Africa-Press – Gabon. Kidnapping d’un homme d’affaires chinois, rançon, fusillade entre services de sécurité et nom d’un frère du président de la post-transition. Ce qui n’était qu’une rumeur des réseaux sociaux était en réalité une onde de choc politique. Les accusations d’enlèvement d’un homme d’affaires chinois, d’abord relayées par des influenceurs réputés pour leurs outrances, trouvent aujourd’hui un écho troublant dans la bouche même du chargé d’affaires de la Chine au Gabon. Derrière ses mots pesés de diplomate, se profile un scandale d’État.
On avait cru à une farce, un canular de réseaux sociaux gonflé par la verve de figures controversées comme Jonas Moulenda, Thibaut Adzatys et la “Princesse de Souba”. Mais la rumeur qu’ils portaient s’est trouvée soudain rattrapée par la diplomatie. À l’issue d’une audience qu’il a eue avec le ministre gabonais des Affaires étrangères, le chargé d’affaires de l’ambassade de Chine au Gabon a pris la parole à la télévision nationale, en fin de semaine écoulée. Dans un ton mesuré, il a lâché cette phrase lourde de sens: «On a aussi parlé d’un incident qui a eu lieu récemment concernant des ressortissants chinois. Je voudrais remercier la partie gabonaise pour ses efforts en vue de protéger la sécurité de nos ressortissants. On espère que ce genre d’incident ne va pas ternir l’image de l’amitié traditionnelle entre la Chine et le Gabon, ni saboter la bonne collaboration entre nos deux pays.»

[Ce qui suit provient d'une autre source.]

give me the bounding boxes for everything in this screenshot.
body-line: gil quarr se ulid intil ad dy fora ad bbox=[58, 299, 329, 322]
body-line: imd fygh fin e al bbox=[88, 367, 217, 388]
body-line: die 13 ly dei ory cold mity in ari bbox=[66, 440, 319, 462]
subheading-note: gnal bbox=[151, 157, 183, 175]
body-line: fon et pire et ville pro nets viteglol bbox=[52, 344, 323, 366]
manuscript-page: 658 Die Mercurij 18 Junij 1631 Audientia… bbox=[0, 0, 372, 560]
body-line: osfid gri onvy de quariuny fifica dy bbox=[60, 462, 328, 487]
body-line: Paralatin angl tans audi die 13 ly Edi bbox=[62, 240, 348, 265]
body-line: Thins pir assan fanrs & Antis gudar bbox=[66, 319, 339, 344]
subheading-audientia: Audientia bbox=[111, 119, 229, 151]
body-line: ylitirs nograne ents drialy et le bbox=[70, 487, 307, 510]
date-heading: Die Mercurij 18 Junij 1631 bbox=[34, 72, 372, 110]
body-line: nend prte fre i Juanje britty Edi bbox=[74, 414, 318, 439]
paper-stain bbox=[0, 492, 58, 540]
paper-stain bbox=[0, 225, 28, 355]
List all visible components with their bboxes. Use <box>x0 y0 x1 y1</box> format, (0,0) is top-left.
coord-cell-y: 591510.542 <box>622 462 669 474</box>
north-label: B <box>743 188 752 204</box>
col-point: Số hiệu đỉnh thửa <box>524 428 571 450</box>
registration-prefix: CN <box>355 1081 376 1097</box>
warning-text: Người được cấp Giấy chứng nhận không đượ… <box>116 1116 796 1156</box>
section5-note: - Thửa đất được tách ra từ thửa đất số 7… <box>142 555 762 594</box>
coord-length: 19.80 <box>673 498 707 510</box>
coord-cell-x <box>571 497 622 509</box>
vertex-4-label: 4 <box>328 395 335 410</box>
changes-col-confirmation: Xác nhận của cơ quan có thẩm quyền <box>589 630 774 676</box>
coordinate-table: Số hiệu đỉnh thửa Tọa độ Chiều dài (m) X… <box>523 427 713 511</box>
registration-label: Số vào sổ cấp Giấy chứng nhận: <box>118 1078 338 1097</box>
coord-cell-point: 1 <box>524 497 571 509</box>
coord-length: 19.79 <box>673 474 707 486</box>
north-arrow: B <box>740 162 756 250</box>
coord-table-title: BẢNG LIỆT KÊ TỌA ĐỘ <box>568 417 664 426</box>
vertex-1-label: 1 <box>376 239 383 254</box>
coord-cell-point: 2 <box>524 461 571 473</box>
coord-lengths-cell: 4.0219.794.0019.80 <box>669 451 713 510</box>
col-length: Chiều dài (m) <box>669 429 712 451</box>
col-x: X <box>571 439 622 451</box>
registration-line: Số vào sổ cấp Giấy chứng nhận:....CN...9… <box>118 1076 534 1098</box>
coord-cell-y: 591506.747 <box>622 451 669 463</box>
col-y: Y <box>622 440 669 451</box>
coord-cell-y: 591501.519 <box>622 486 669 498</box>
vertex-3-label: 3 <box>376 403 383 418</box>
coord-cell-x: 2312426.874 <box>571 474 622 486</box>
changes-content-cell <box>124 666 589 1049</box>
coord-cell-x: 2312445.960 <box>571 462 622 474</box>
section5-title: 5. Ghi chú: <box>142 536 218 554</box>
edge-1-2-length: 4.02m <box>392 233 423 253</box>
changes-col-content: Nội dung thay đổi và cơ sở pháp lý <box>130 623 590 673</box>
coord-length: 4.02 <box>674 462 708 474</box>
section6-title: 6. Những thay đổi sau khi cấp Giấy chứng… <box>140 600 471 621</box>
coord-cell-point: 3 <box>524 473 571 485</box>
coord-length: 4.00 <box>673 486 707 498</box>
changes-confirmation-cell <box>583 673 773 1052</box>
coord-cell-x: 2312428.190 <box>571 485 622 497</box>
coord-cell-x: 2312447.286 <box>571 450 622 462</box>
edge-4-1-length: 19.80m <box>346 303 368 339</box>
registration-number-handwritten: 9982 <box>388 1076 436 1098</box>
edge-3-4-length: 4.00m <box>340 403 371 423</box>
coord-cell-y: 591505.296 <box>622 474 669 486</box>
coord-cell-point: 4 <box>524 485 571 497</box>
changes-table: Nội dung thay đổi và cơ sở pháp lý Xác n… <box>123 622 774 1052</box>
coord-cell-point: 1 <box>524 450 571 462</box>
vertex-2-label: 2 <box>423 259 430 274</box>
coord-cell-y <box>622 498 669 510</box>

Une déclaration diplomatique en apparence anodine, mais qui confirme de façon implicite la véracité des allégations jusque-là rejetées comme de simples élucubrations d’activistes.
Une rumeur devenue réalité
Selon plusieurs sources recoupées, un homme d’affaires chinois du nom de Wang a effectivement été enlevé le 29 septembre 2025 à Libreville. L’opération aurait été orchestrée par un colonel surnommé ‘Power’ et présenté comme un membre de la parentèle du président Oligui Nguema.
Rançon exigée, selon les influenceurs-activistes: 1,5 milliard de francs CFA. La victime aurait été séquestrée au sein même de la Direction générale des Services spéciaux (DGSS), unité relevant de la Garde républicaine. À la manœuvre: un lieutenant-colonel présenté comme chef du Groupement de sécurité rapprochée du chef de l’État, assisté de trois sous-officiers: un adjudant-chef, un sergent-chef major et un sergent-chef.
Tirs croisés et désordre dans la maison militaire
Alors que les kidnappeurs s’apprêtaient à récupérer la rançon, la Direction générale des Recherches (DGR) serait intervenue, déclenchant un échange de tirs entre forces supposées alliées. Une scène surréaliste où des unités de la République s’affrontent pour une rançon d’un milliard et demi. Le journaliste-activiste Jonas Moulenda en a montré des photos de fauteuils maculés de sang.
Cet épisode violent, inédit depuis le coup d’État d’août 2023, révèle un dérèglement profond de l’appareil sécuritaire, où des loyautés parallèles semblent désormais dicter l’action des hommes en armes.
Déjà éclaboussé par des accusations de malversations en 2024, l’officier supérieur en question n’a jamais véritablement quitté les cercles d’influence du pouvoir. Officiellement écarté, il aurait néanmoins conservé un réseau solide au sein des forces de sécurité, où loyautés personnelles et intérêts parallèles se confondent. Son ombre plane encore sur plusieurs dossiers sensibles, mêlant abus d’autorité, enrichissement illicite et règlements de comptes internes.
Aujourd’hui, son implication présumée dans le rapt d’un ressortissant étranger confère à l’affaire une dimension inédite: ce n’est plus seulement la dérive d’un homme, mais la mise à nu des fragilités d’un système. Si les faits se confirment, l’«affaire Wang» marquerait une brèche majeure dans la chaîne de commandement et un revers politique sérieux pour le régime post-transition, déjà scruté pour sa promesse de restauration morale et institutionnelle.